After his release, the county handed Jones a bill for over $4,000. Charges included a $35 booking fee, $10 daily housing fee, $5 hygiene fee and a nearly $3 hygiene supply refill fee.

The county staunchly defended its right to bill Jones, citing Kentucky law from 2000 that claims non-convicted inmates in jail may be held fiscally responsible for their stay.

"A prisoner in a county jail shall be required by the sentencing court to reimburse the county for expenses incurred by reason of the prisoner's confinement," it states.

The defense team wrote in their court brief that "neither the Kentucky Constitution, the Kentucky Revised Statutes or common law require a refund of those fees if the person is found innocent."

Jones' legal team released a statement calling his experience "an affront to the bedrock American principle that a citizen is presumed innocent until proven guilty."

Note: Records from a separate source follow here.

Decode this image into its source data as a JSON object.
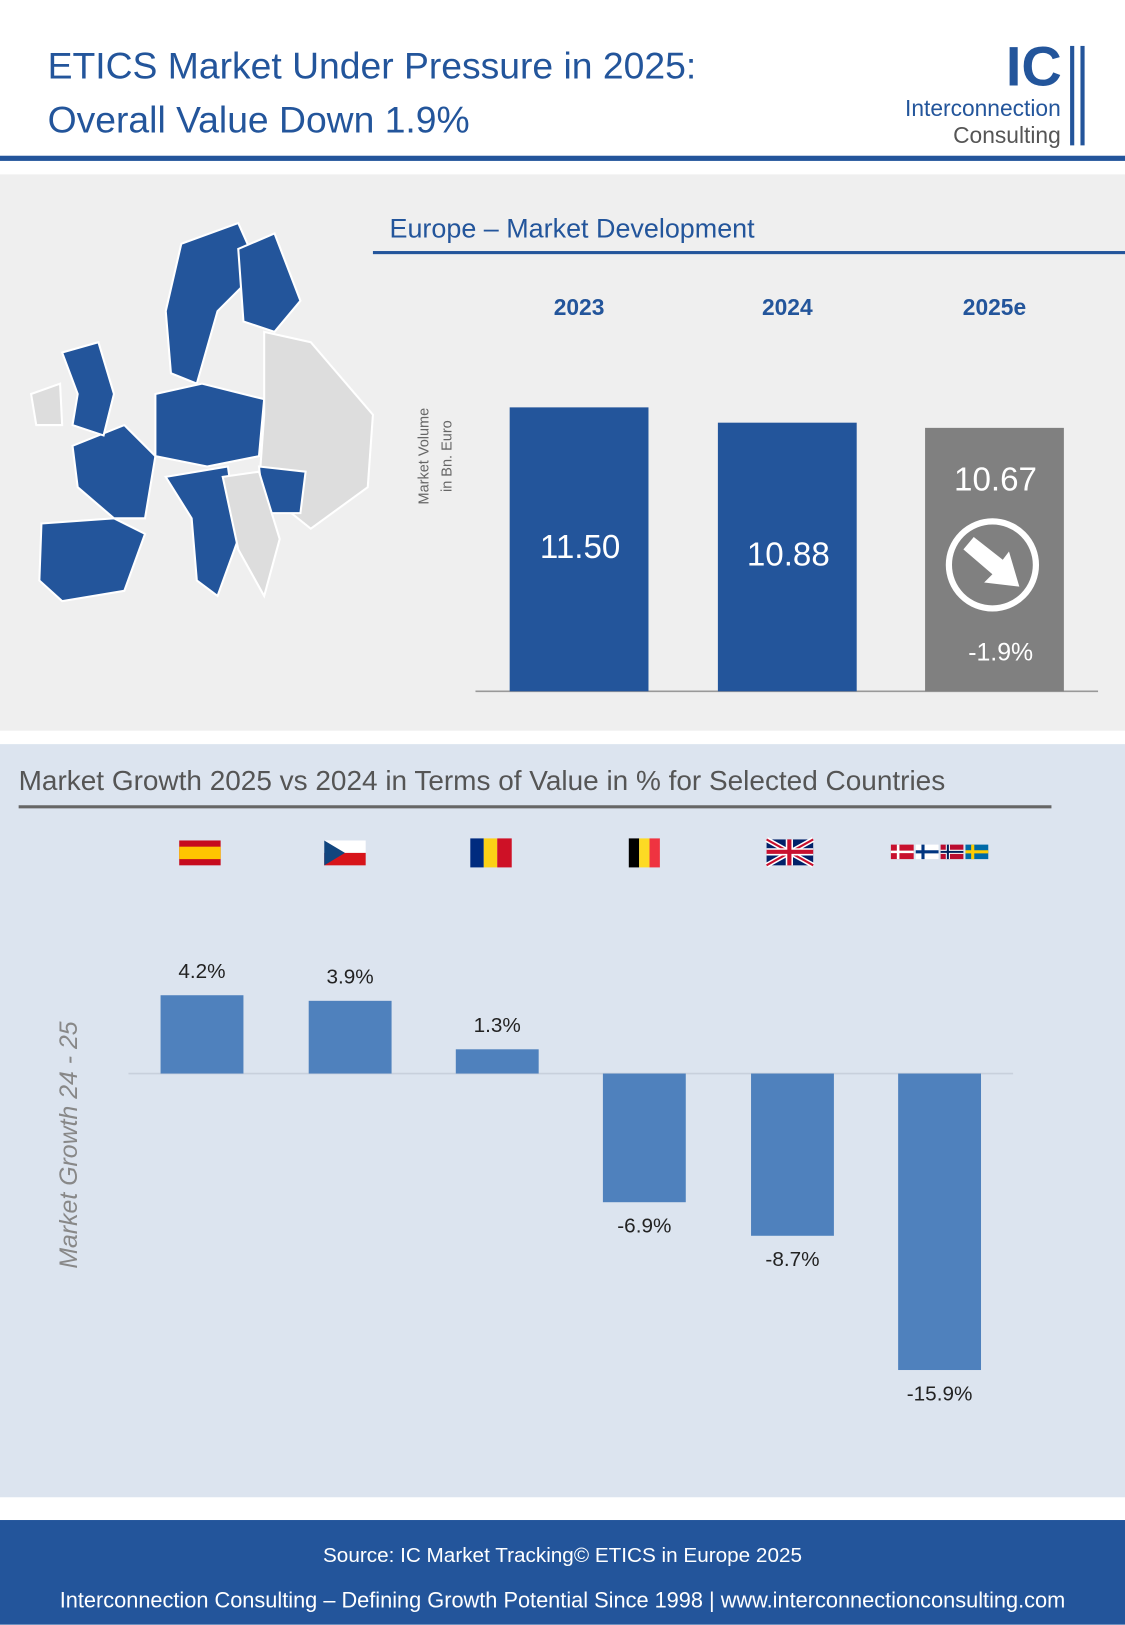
{
  "header": {
    "title": [
      "ETICS Market Under Pressure in 2025:",
      "Overall Value Down 1.9%"
    ],
    "logo": {
      "mark": "IC",
      "line1": "Interconnection",
      "line2": "Consulting"
    }
  },
  "chart_data": [
    {
      "type": "bar",
      "title": "Europe – Market Development",
      "y_label": [
        "Market Volume",
        "in Bn. Euro"
      ],
      "categories": [
        "2023",
        "2024",
        "2025e"
      ],
      "values": [
        11.5,
        10.88,
        10.67
      ],
      "value_labels": [
        "11.50",
        "10.88",
        "10.67"
      ],
      "colors": [
        "#23559b",
        "#23559b",
        "#808080"
      ],
      "ylim": [
        0,
        12
      ],
      "annotation": "-1.9%"
    },
    {
      "type": "bar",
      "title": "Market Growth 2025 vs 2024 in Terms of Value in % for Selected Countries",
      "y_label": "Market Growth 24 - 25",
      "categories": [
        null,
        null,
        null,
        null,
        null,
        null
      ],
      "values": [
        4.2,
        3.9,
        1.3,
        -6.9,
        -8.7,
        -15.9
      ],
      "value_labels": [
        "4.2%",
        "3.9%",
        "1.3%",
        "-6.9%",
        "-8.7%",
        "-15.9%"
      ],
      "color": "#4f81bd",
      "ylim": [
        -20,
        6
      ]
    }
  ],
  "footer": {
    "source": "Source: IC Market Tracking© ETICS in Europe 2025",
    "tagline": "Interconnection Consulting – Defining Growth Potential Since 1998 | www.interconnectionconsulting.com"
  }
}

"The government can't punish people unless and until they are found guilty of the crimes they are alleged to have committed," his lawyers added in a legal briefing.

"Yet Kentucky counties have for years routinely kept the money they confiscate from persons on admission to their jails, allegedly to offset the costs of their confinement, after the charges against such persons have been dismissed or they have been acquitted."

According to Jones, this is the latest in a series of misfortunate events he has faced since his initial arrest. He claimed in a deposition that as a result of the county, he cannot get a job, live in his hometown or maintain a relationship.

"My reputation, it's shot," he said. "I've got people that I've known for years won't have anything to do with me anymore because they believe the law."

Alternatively, last year a New Jersey man who was found wrongfully convicted of rape was compensated by the state after a two-year battle.